Menurut Azmi, tindakan tersebut berpotensi melanggar Pasal 5 Undang-Undang (UU) Nomor 28 Tahun 2004 tentang Perubahan atas UU Nomor 16 Tahun 2001 tentang Yayasan.
Pasal itu menyebutkan bahwa kekayaan yayasan baik berupa uang, barang, maupun kekayaan lain yang diperoleh berdasarkan Undang-undang ini, dilarang dialihkan atau dibagikan secara langsung atau tidak langsung, baik dalam bentuk gaji, upah, maupun honorarium, atau bentuk lain yang dapat dinilai dengan uang kepada Pembina, Pengurus dan Pengawas. Pelanggaran atas pasal itu diancam hukuman 5 tahun penjara.
Dosen hukum pidana Universitas Trisakti ini mengatakan aturan tersebut dengan jelas melarang pendiri atau pengurus Yayasan untuk mengambil keuntunga ndari Yayasan atau kegiatan usaha Yayasan. Maka itu, kata dia, aparat hukum perlu memeriksa aturan anggaran dasar lembaga tersebut.

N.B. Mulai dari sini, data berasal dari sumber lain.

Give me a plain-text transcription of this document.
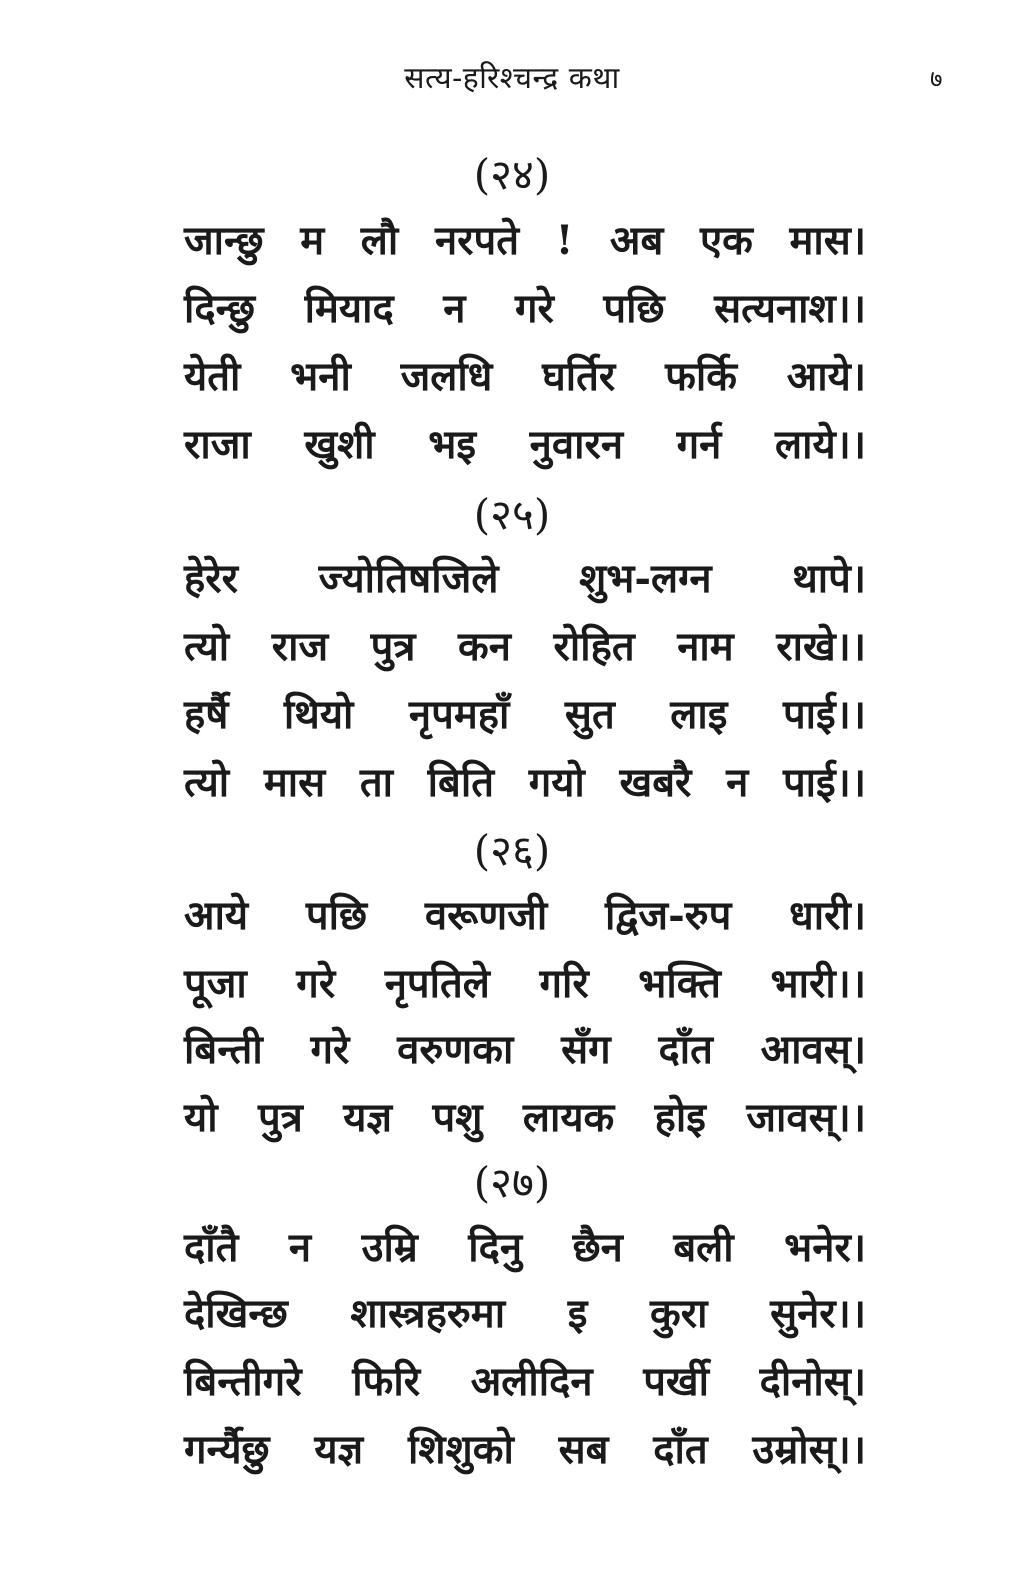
सत्य-हरिश्चन्द्र कथा	७
(२४)
जान्छु म लौ नरपते ! अब एक मास।
दिन्छु मियाद न गरे पछि सत्यनाश।।
येती भनी जलधि घर्तिर फर्कि आये।
राजा खुशी भइ नुवारन गर्न लाये।।
(२५)
हेरेर ज्योतिषजिले शुभ-लग्न थापे।
त्यो राज पुत्र कन रोहित नाम राखे।।
हर्षै थियो नृपमहाँ सुत लाइ पाई।।
त्यो मास ता बिति गयो खबरै न पाई।।
(२६)
आये पछि वरूणजी द्विज-रुप धारी।
पूजा गरे नृपतिले गरि भक्ति भारी।।
बिन्ती गरे वरुणका सँग दाँत आवस्।
यो पुत्र यज्ञ पशु लायक होइ जावस्।।
(२७)
दाँतै न उम्रि दिनु छैन बली भनेर।
देखिन्छ शास्त्रहरुमा इ कुरा सुनेर।।
बिन्तीगरे फिरि अलीदिन पर्खी दीनोस्।
गर्न्यैछु यज्ञ शिशुको सब दाँत उम्रोस्।।
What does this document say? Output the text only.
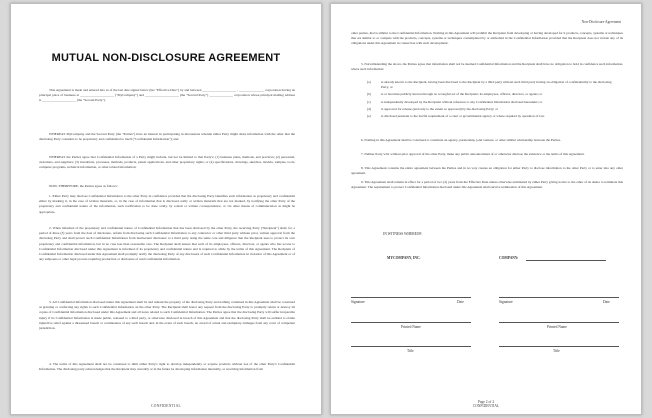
MUTUAL NON-DISCLOSURE AGREEMENT
This Agreement is made and entered into as of the last date signed below (the "Effective Date") by and between ____________________ , _______________ corporation having its principal place of business at ____________________ ("MyCompany") and ____________________ (the "Second Party") ______________ corporation whose principal mailing address is ____________________ (the "Second Party").
WHEREAS MyCompany and the Second Party (the "Parties") have an interest in participating in discussions wherein either Party might share information with the other that the disclosing Party considers to be proprietary and confidential to itself ("Confidential Information"); and
WHEREAS the Parties agree that Confidential Information of a Party might include, but not be limited to that Party's: (1) business plans, methods, and practices; (2) personnel, customers, and suppliers; (3) inventions, processes, methods, products, patent applications, and other proprietary rights; or (4) specifications, drawings, sketches, models, samples, tools, computer programs, technical information, or other related information;
NOW, THEREFORE, the Parties agree as follows:
1. Either Party may disclose Confidential Information to the other Party in confidence provided that the disclosing Party identifies such information as proprietary and confidential either by marking it, in the case of written materials, or, in the case of information that is disclosed orally or written materials that are not marked, by notifying the other Party of the proprietary and confidential nature of the information, such notification to be done orally, by e-mail or written correspondence, or via other means of communication as might be appropriate.
2. When informed of the proprietary and confidential nature of Confidential Information that has been disclosed by the other Party, the receiving Party ("Recipient") shall, for a period of three (3) years from the date of disclosure, refrain from disclosing such Confidential Information to any contractor or other third party without prior, written approval from the disclosing Party and shall protect such Confidential Information from inadvertent disclosure to a third party using the same care and diligence that the Recipient uses to protect its own proprietary and confidential information, but in no case less than reasonable care. The Recipient shall ensure that each of its employees, officers, directors, or agents who has access to Confidential Information disclosed under this Agreement is informed of its proprietary and confidential nature and is required to abide by the terms of this Agreement. The Recipient of Confidential Information disclosed under this Agreement shall promptly notify the disclosing Party of any disclosure of such Confidential Information in violation of this Agreement or of any subpoena or other legal process requiring production or disclosure of said Confidential Information.
3. All Confidential Information disclosed under this Agreement shall be and remain the property of the disclosing Party and nothing contained in this Agreement shall be construed as granting or conferring any rights to such Confidential Information on the other Party. The Recipient shall honor any request from the disclosing Party to promptly return or destroy all copies of Confidential Information disclosed under this Agreement and all notes related to such Confidential Information. The Parties agree that the disclosing Party will suffer irreparable injury if its Confidential Information is made public, released to a third party, or otherwise disclosed in breach of this Agreement and that the disclosing Party shall be entitled to obtain injunctive relief against a threatened breach or continuation of any such breach and, in the event of such breach, an award of actual and exemplary damages from any court of competent jurisdiction.
4. The terms of this Agreement shall not be construed to limit either Party's right to develop independently or acquire products without use of the other Party's Confidential Information. The disclosing party acknowledges that the Recipient may currently or in the future be developing information internally, or receiving information from
CONFIDENTIAL
Non-Disclosure Agreement
other parties, that is similar to the Confidential Information. Nothing in this Agreement will prohibit the Recipient from developing or having developed for it products, concepts, systems or techniques that are similar to or compete with the products, concepts, systems or techniques contemplated by or embodied in the Confidential Information provided that the Recipient does not violate any of its obligations under this Agreement in connection with such development.
5. Notwithstanding the above, the Parties agree that information shall not be deemed Confidential Information and the Recipient shall have no obligation to hold in confidence such information, where such information:
(a)	is already known to the Recipient, having been disclosed to the Recipient by a third party without such third party having an obligation of confidentiality to the disclosing Party; or
(b)	is or becomes publicly known through no wrongful act of the Recipient, its employees, officers, directors, or agents; or
(c)	is independently developed by the Recipient without reference to any Confidential Information disclosed hereunder; or
(d)	is approved for release (and only to the extent so approved) by the disclosing Party; or
(e)	is disclosed pursuant to the lawful requirement of a court or governmental agency or where required by operation of law.
6. Nothing in this Agreement shall be construed to constitute an agency, partnership, joint venture, or other similar relationship between the Parties.
7. Neither Party will, without prior approval of the other Party, make any public announcement of or otherwise disclose the existence or the terms of this Agreement.
8. This Agreement contains the entire agreement between the Parties and in no way creates an obligation for either Party to disclose information to the other Party or to enter into any other agreement.
9. This Agreement shall remain in effect for a period of two (2) years from the Effective Date unless otherwise terminated by either Party giving notice to the other of its desire to terminate this Agreement. The requirement to protect Confidential Information disclosed under this Agreement shall survive termination of this Agreement.
IN WITNESS WHEREOF:
MYCOMPANY, INC.	COMPANY:
Signature	Date
Printed Name
Title
Signature	Date
Printed Name
Title
Page 2 of 2
CONFIDENTIAL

“Motivasi perbuatan pelaku akan terlihat dari pintu regulasi anggaran dasarnya,” ujarnya.
Dia mengatakan aparat hukum juga perlu menelisik kasus ini melalui pendekatan tindak pidana pencucian uang. Menurut dia, TPPU bisa saja beririsan dengan tindaka pidana penggelepan, maupun pemalsuan.
Ketua Asosiasi ilmuan Praktisi Hukum Indonesia (Alpha) ini menyarankan kepolisian agar menelusuri aliran dana Aksi Cepat Tanggap untuk menemukan pihak yang harus dihukum di kasus ini.
“Penyidik harus jeli menyisir peristiwa hukumnya,” katanya.
Dugaan adanya penyelewengan dana di lembaga Aksi Cepat Tanggap awalnya diungkap oleh Majalah Tempo dalam edisi Sabtu, 2 Juli 2022. Dalam laporannya, mereka menyebutkan bahwa dana yang dihimpun dari masyarakat tersebut diantaranya digunakan untuk gaji besar dan fasilitas mewah para petingginya.
Setelah itu, Pusat Pelaporan dan Analisis Transaksi Keuangan (PPATK) menduga ACT tidak hanya menghimpun dana donasi untuk disalurkan ke masyarakat. PPATK menduga uang donasi digunakan dahulu untuk keperluan bisnis.
“Jadi tidak murni menerima, menghimpun dana kemudian disalurkan, tapi kemudian dikelola dulu di dalam bisnis tertentu,” kata Kepala PPATK Ivan Yustiavandana dalam konferensi pers di kantor PPATK, Jakarta, Rabu (6/6/2022).
Ivan mengatakan beberapa kegiatan bisnis yang diduga mendapatkan dana dari ACT merupakan milik pendirinya.
PPATK mendapati sejumlah yayasan lain di bawah ACT yang mengurus investasi. PPATK pun telah memblokir sejumlah rekening yang terkait dengan lembaga filantropi tersebut beserta yayasan yang terafiliasi.